Reactive store for frontend UI libraries, like React, using Rxjs. https://rx-store.github.io/rx-store/docs/

Motivation

Existing "reactive" stores exist, built with RxJS, but all were all inherently built with "state" instead of "streams", or uses a single global event emitter with a single root state that changes on every update, like ngRx store or redux-observable.

In larger redux apps, even with memoization, running every mapStateToProps on every action can be expensive. It is especially problematic if you have lots of things happening over time.
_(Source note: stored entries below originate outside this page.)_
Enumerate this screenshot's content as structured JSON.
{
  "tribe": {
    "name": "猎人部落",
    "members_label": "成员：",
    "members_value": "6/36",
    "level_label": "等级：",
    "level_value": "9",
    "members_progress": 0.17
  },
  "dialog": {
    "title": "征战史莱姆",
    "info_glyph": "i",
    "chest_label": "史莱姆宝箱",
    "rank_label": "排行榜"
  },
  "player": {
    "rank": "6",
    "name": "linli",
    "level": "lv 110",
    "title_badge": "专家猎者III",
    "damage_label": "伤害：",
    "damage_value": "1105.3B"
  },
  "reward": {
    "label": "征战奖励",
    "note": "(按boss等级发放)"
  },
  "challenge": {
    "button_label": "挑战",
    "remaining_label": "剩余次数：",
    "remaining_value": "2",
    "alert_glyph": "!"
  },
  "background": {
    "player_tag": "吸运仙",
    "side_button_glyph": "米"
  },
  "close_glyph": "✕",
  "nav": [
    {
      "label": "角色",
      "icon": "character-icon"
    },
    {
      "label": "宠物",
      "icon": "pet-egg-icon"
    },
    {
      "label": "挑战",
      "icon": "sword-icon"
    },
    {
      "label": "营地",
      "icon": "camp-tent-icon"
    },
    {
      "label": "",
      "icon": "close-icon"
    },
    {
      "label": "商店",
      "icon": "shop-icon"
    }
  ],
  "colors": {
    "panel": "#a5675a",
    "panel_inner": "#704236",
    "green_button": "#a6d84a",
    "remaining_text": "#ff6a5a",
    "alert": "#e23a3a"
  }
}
For these use cases, it is better to deal with "streams" instead of with "state".

Principles

  • Only render/deliver updates for what changed, nothing more.
  • Only deals with events, not state.
  • Work with the RxJS API directly, this is not a "wrapper" on top of Rxjs.
  • Derive state "up" instead of "down" (read on).

Deriving state "up"

In a traditional Redux app, you may be used to paring down the state using selectors, or deriving state "down".

When thinking & working reactively, first think about the stream you want, and work backwards from that. The result is you write code that builds the state "up".

Example:

const allClick$ = merge(myClick$, yourClick$);

In this example we're working backwards, we wanted a stream of all the clicks, so we defined it. Then we assigned the result of merging two other streams. This merge operator builds "up" two smaller streams into one larger combined stream.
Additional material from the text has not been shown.